Senate Minority Leader Mitch McConnell, R-Ky., said Monday that he isn’t worried about threats to American democracy after a national NBC News poll revealed voters ranked it as the top issue facing the country.

The Republican Senate leader also said that there is “very little election fraud” but that it “happens occasionally,” comments that clashed with ongoing claims from former President Donald Trump’s wing of the party, which has insisted that voter fraud is rampant and the 2020 election was stolen.

McConnell was asked at the Scott County Chamber of Commerce in Georgetown, Kentucky, about the results of NBC News’ latest national poll, which showed a majority of American voters support various investigations into alleged wrongdoing by Trump. The poll was conducted after the FBI searched Trump’s Mar-a-Lago estate on Aug. 8.

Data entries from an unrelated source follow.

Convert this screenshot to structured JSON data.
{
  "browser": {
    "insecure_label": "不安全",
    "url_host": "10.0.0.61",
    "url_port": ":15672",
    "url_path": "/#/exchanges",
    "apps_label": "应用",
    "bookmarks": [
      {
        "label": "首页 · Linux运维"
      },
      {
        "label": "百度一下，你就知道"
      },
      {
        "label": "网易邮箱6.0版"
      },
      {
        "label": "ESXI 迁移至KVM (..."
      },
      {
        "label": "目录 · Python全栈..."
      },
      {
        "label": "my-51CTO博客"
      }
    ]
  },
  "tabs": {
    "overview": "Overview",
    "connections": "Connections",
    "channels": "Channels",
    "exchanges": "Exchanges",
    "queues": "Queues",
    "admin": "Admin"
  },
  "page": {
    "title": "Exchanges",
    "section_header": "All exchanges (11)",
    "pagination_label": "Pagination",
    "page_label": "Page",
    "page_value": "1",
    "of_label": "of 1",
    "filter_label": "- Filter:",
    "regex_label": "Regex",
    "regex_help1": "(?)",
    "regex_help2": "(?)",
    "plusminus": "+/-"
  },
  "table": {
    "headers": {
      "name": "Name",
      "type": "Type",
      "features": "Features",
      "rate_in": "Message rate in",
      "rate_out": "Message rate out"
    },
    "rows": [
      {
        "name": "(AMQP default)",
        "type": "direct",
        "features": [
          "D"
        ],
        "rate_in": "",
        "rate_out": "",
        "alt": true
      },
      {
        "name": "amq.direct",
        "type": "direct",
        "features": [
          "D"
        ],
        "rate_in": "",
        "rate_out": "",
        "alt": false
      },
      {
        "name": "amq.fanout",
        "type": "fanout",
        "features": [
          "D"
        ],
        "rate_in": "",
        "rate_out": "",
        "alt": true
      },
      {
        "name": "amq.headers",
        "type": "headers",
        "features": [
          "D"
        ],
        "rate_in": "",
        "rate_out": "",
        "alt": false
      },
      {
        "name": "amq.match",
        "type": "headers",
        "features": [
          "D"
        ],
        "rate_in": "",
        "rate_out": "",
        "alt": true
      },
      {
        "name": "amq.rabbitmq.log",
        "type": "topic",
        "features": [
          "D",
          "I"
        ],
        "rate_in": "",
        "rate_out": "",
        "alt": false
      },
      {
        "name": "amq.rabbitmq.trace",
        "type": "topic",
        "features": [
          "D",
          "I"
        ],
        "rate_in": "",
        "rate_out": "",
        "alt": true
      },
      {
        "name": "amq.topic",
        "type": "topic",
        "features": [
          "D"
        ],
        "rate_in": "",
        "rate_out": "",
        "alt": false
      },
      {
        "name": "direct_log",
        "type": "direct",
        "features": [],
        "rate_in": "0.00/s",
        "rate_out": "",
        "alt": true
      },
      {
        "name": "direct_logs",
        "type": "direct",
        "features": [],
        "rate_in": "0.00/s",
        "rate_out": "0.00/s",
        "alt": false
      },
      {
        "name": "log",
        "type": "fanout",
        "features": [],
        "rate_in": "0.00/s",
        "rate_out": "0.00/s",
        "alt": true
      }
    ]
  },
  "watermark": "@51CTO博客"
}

Asked about Americans ranking threats to democracy higher than other issues, including the cost of living, McConnell told reporters, “I do think it’s an important issue. There were those who were trying to prevent the orderly transfer of power for the first time in American history,” after the 2020 presidential election, “and that was not good.”

But the top Senate Republican does not believe that American democracy is facing immediate danger, citing efforts to interrupt the peaceful transfer of power between the election on Nov. 3 and the inauguration on Jan. 20, 2021, that were “thwarted.”